During the presidential election, President Bush and many Republican congressional and senatorial candidates campaigned on reforming Social Security by creating personal retirement accounts that workers own and control. By virtue of their solid win, Republicans now have a clear mandate to enact this reform.
Personal accounts are supported by large majorities of the American people in every poll, including Democrats, blacks, Hispanics, labor and other traditionally liberal groups. That said, Republicans must be extremely careful how they implement this reform. Opponents of personal accounts will be looking for any early Republican stumble that can be used to discredit the personal account reform.
Cutting future Social Security benefits or raising the retirement age, as some "green-eye shade" Republicans are suggesting to help pay the transition costs, are not part of the GOP's mandate, and neither idea should be on the agenda. The public also overwhelmingly opposes both ideas in every poll.
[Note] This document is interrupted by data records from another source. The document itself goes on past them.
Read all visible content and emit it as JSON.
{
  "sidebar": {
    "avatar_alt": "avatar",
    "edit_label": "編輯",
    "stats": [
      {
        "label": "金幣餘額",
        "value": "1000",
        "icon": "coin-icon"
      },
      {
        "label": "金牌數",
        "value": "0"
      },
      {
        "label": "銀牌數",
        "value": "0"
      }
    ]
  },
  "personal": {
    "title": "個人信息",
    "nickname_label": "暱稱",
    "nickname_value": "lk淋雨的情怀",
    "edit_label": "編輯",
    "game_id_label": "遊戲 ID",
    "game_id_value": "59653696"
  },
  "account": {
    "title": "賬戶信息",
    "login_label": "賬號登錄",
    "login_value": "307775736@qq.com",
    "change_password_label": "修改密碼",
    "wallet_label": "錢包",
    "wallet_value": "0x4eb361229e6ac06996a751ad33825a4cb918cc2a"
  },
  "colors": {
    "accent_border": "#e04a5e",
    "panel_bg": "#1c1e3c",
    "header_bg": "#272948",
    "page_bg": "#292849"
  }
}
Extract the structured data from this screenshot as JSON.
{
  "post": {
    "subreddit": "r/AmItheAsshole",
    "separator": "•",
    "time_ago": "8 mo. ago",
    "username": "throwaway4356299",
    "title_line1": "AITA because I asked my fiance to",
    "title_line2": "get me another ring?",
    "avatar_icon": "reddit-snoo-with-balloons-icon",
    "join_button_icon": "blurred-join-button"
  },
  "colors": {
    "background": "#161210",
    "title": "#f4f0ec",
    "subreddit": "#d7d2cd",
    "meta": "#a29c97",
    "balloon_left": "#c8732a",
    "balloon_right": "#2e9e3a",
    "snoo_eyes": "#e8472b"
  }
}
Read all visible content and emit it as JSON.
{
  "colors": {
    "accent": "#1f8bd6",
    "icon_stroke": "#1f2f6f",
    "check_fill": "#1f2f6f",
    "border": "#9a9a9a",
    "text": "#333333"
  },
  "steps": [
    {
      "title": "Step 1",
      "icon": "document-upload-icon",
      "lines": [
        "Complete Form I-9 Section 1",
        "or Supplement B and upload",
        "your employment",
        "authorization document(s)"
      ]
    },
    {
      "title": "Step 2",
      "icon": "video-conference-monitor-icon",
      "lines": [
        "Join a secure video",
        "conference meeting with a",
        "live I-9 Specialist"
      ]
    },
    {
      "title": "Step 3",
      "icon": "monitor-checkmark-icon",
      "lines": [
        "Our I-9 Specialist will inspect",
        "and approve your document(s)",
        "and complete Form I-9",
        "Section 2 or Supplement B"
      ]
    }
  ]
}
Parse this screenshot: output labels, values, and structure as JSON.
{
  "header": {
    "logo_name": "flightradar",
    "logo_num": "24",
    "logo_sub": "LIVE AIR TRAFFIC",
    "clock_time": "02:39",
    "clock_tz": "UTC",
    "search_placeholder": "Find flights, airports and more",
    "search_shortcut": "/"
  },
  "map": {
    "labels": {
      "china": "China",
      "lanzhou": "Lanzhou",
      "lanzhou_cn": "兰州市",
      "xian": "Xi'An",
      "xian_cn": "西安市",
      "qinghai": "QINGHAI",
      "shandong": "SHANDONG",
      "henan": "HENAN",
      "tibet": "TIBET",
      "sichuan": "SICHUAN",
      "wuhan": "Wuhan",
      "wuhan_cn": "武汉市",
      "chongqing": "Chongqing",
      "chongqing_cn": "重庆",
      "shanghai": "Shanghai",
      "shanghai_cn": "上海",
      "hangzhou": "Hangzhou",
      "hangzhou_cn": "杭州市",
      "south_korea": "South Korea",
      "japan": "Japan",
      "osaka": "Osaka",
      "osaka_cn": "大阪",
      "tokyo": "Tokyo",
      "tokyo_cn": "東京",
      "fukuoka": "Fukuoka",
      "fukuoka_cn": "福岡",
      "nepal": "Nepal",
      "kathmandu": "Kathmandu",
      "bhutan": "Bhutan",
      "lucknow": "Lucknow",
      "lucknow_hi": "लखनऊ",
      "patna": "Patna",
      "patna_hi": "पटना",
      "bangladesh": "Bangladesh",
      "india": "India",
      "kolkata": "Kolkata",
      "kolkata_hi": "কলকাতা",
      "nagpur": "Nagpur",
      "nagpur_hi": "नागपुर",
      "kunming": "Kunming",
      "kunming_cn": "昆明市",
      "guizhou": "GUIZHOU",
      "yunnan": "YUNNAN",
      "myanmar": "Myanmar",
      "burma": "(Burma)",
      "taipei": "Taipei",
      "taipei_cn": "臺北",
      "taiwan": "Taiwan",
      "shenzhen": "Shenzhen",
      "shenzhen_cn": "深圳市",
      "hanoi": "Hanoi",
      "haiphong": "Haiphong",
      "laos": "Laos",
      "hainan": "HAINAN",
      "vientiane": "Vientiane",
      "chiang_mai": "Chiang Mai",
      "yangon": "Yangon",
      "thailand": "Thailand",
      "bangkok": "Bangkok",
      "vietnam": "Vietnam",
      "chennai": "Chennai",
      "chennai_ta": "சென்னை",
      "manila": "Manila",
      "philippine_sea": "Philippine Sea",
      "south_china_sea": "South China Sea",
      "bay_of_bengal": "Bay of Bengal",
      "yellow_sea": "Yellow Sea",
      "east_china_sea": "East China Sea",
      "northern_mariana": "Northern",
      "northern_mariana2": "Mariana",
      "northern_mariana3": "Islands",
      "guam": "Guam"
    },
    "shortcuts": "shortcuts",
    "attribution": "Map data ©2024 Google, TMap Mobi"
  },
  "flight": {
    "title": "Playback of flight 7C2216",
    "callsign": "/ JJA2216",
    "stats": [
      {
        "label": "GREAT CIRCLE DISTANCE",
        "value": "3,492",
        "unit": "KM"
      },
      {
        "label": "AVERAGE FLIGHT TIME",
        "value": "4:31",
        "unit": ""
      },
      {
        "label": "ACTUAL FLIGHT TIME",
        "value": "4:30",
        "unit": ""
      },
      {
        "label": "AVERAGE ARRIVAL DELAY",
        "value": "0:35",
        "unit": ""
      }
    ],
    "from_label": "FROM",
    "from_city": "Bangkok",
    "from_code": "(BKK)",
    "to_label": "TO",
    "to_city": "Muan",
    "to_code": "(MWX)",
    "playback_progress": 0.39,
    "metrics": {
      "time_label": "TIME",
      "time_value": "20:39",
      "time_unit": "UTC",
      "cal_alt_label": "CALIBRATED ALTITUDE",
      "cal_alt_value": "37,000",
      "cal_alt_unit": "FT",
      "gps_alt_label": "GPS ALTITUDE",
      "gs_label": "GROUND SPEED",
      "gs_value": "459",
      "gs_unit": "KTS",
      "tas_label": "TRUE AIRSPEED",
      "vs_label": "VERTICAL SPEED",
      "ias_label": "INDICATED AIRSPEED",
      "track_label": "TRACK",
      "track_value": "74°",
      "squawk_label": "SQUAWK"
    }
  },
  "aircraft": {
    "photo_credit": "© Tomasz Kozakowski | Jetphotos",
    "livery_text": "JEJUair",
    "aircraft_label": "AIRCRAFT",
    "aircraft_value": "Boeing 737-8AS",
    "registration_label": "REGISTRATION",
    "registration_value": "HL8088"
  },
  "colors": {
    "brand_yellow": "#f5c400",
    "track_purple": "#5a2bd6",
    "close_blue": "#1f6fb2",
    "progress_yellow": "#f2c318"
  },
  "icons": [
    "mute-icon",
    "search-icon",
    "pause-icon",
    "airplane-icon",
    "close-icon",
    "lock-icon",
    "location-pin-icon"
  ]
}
Republicans would be foolish to allow Democrats to say that the first thing Republicans did as soon as they got firm control over the government is go after Social Security benefits. And advocates of personal accounts would be foolish to get sidetracked into supporting politically disabling Social Security benefit cuts, instead of what they are really for, and, indeed, have already won politically.
Because it is so obvious the public opposes Social Security benefit cuts, those who obsess over the transition costs of moving to personal accounts have come up with stealth benefit cuts to slip past the American public. This idea, which is being aggressively urged on Republicans, is called price indexing - benefit cuts by another name.
Currently, during taxpayers' working years, the initial level of retirement benefits to which they will be entitled rises each year at the same rate as average wages increase. It's called wage indexing. As a result, when workers retire in the future, Social Security benefits will continue to comprise about the same percentage of their pre-retirement incomes as Social Security does for today's retirees.
In more technical jargon, the replacement rate remains the same over time. Currently, Social Security replaces about 42 percent of pre-retirement income for average-income workers and 28 percent for higher-income workers.
Switching from wage indexing to price indexing would change the calculation of the initial-benefit level so that throughout taxpayers' working careers the initial level of their future retirement benefits would rise only at the same rate that prices increase. This would freeze Social Security benefits at today's levels in inflation-adjusted terms but ignore real standard-of-living increases.
It would constitute a massive cut in the Social Security benefits that current law guarantees, so massive that it would be enough by itself to eliminate the long-term Social Security deficit entirely.
For today's young workers, future Social Security benefits promised under current law would be cut by 40 percent from the levels that otherwise would be paid. As time goes on, and benefits continue to grow more slowly than wages, this cut from currently promised benefit levels would become larger and larger, eventually reaching 50 percent, and continuing on higher.
This means that over time the percentage of pre-retirement income replaced by Social Security benefits - the replacement rate - would decline perpetually year after year. Instead of replacing about 42 percent of pre-retirement wages for average workers as today, that percentage would decline slowly over the decades to eventually 30 percent, then 25 percent, then 20 percent, etc.
Advocates of price indexing say it only slows the growth of Social Security benefits, it doesn't cut them. That argument won't fly politically. Moreover, the argument doesn't pass the "smell test" for today's workers who realize full well that Social Security already pays a lousy rate of return on their payroll taxes even if all currently promised benefits are paid in full. Price indexing only makes a lousy deal worse.
Let me remind the austerity-minded hand wringers who argue that price indexing won't really effect workers who elect personal accounts - because they will receive more through personal accounts than they are currently promised - one can already hear personal-account opponents literally screaming that the Republicans want to force workers to give up a sure thing for a risky scheme. Besides, if personal-account advocates are so sure everyone invested in personal accounts will do better in the future, shouldn't they have the courage of their convictions and be willing to guarantee everyone at least what they currently are promised?
If Republicans become committed to cutting future Social Security benefits to help pay the transition costs, they will be forced to accept a tax increase as well, in the name of "fairness." Liberals and Democrats will insist that we cannot possibly address the Social Security deficit solely through benefit cuts, and at least half or more must be addressed through higher taxes.
Proposals like price indexing or delaying the retirement age are politically suicidal and completely unnecessary. If workers are allowed the freedom to choose large personal accounts and the transition costs paid for as proposed in the Ryan-Sununu Bill now pending in Congress, almost all Social Security retirement benefits eventually will shift to the personal accounts voluntarily, and the long-term Social Security deficits will be eliminated entirely.